Given n, how many structurally unique BST’s (binary search trees) that store values 1…n?

For example,
Given n = 3, there are a total of 5 unique BST’s.

解法：DP with O(N^2) time and O(N) space

通常count的问题也可以考虑用dp的方法求解。由于是binary search trees,那么首先要搞清楚的是binary search tree的结构：
1 root左边的所有节点一定比root小
2 root右边的所有节点一定比root大
如果我们有N个数字可以选择，那么如果选择了一个i为root,则1 ~ （i -1)都必须在左子数，(i + 1) ~ N 都必须在右子数
具体每一个子数有多少unique的排列则完全取决于node的个数。
那么我们可以用memorization的思想，从1个node开始，存下每个node可能的排列个数，然后对每一个可能作为root的计算相应的子数的个数。

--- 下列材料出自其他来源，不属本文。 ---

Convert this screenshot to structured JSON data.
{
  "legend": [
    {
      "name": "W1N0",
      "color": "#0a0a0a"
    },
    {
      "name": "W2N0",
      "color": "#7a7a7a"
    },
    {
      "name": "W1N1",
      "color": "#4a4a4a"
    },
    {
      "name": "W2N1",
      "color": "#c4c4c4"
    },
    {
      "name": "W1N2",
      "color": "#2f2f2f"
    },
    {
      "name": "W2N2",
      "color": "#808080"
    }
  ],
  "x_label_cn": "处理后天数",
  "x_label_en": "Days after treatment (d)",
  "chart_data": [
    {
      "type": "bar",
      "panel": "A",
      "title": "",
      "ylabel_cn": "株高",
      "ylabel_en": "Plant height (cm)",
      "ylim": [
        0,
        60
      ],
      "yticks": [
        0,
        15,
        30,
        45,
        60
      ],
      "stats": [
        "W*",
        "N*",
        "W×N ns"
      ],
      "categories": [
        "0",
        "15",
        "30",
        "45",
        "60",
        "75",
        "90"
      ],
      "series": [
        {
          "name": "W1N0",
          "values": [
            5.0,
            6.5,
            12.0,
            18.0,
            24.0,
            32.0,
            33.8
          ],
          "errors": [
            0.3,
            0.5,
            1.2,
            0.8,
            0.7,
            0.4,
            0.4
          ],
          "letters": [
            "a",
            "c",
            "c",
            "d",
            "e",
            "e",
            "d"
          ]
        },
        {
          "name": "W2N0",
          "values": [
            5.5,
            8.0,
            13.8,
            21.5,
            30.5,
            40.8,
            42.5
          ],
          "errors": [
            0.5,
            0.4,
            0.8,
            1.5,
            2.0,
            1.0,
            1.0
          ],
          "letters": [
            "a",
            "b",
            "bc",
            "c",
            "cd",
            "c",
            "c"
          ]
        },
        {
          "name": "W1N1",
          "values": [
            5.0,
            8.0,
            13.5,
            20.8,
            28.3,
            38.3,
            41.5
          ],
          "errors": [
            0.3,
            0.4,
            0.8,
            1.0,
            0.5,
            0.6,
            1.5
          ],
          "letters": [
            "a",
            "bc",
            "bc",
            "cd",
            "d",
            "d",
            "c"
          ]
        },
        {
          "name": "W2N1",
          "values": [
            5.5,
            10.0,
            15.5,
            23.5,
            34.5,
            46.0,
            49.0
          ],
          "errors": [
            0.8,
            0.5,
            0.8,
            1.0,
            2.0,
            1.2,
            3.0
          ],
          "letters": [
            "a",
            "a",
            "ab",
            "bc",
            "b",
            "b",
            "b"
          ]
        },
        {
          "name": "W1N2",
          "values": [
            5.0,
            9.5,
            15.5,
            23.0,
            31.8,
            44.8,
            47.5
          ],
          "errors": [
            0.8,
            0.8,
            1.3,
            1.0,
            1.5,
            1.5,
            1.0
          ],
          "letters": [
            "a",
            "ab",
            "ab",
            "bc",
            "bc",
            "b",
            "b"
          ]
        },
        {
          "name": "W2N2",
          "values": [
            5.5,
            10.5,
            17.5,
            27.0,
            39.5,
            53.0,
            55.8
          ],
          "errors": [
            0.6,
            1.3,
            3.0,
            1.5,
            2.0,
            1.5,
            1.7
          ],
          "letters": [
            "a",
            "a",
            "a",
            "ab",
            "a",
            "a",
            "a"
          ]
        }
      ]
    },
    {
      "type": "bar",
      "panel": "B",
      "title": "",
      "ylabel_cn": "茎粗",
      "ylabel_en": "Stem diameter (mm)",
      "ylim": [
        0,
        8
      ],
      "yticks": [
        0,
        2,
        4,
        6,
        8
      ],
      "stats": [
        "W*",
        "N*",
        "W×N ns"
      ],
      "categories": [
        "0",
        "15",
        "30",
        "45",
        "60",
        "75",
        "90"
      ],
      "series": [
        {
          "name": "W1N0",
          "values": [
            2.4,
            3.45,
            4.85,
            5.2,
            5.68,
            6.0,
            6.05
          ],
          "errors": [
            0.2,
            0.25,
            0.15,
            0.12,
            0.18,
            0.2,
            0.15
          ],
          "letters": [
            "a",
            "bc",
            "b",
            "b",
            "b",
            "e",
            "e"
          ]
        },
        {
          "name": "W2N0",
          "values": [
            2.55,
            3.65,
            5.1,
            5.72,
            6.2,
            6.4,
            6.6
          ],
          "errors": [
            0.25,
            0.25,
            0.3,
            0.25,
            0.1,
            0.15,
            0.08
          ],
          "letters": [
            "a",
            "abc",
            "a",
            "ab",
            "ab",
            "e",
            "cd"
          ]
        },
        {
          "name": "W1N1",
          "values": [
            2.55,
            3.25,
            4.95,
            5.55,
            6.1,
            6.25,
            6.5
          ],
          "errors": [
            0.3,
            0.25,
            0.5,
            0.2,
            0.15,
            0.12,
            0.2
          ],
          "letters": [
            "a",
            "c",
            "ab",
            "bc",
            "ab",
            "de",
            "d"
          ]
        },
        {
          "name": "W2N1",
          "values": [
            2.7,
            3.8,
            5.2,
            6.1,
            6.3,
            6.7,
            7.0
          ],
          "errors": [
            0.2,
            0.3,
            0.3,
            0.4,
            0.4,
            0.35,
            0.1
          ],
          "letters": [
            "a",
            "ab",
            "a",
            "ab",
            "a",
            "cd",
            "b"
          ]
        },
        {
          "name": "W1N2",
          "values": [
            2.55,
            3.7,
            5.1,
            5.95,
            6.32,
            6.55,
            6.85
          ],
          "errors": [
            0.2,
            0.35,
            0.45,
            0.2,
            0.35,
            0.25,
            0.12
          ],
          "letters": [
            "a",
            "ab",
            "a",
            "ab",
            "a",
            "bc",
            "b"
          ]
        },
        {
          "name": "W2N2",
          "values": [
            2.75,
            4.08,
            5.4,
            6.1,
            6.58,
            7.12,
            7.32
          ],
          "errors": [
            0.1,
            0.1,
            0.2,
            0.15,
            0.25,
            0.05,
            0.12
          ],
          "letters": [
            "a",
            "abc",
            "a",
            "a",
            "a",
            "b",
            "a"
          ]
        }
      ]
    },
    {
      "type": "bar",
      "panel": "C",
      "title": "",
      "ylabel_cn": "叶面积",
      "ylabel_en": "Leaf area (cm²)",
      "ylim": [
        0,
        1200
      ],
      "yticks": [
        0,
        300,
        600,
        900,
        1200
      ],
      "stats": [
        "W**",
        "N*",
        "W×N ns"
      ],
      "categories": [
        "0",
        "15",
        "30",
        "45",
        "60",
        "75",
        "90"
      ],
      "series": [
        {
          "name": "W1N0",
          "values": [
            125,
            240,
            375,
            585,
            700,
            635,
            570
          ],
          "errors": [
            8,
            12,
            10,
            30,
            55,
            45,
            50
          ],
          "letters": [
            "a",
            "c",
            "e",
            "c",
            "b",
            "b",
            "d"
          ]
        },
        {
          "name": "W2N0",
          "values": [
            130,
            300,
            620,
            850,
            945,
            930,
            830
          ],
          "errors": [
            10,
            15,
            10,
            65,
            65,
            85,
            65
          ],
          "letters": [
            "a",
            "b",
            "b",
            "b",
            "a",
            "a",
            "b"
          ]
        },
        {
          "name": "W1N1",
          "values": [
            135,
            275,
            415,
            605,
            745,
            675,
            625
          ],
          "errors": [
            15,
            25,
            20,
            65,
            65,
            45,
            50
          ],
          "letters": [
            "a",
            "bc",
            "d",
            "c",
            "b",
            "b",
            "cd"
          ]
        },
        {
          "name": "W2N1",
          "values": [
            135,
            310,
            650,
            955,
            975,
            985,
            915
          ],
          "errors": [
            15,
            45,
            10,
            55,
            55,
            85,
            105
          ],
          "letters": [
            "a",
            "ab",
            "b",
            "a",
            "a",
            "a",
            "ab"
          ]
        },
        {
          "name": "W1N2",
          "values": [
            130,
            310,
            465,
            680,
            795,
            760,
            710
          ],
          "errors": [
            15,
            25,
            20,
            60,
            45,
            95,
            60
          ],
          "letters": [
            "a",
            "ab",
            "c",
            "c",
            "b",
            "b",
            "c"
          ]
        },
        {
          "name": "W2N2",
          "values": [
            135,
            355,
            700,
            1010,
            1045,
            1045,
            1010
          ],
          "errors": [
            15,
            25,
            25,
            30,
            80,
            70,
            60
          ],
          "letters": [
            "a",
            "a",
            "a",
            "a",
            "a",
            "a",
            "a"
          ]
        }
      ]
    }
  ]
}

对应的算法为O(N^2)的Time complexity
举例，如果N = 3
那么可以成为root的有1，2，3三个数
当1作为root的时候，由于他是最小值，则剩下的2个数只能排放右边，故排列数为num(2)
当2作为root的时候，比他小的数有一个，比他大的数有1个，分列左右两边，故排列数为num(1) * num(1)
当3作为root的时候，同理1，他是最大值，排列数为num(1) * num(1)
所以总的排列数是每个情况的相加,只要知道了num(1)和num(2)就可以求出num(3)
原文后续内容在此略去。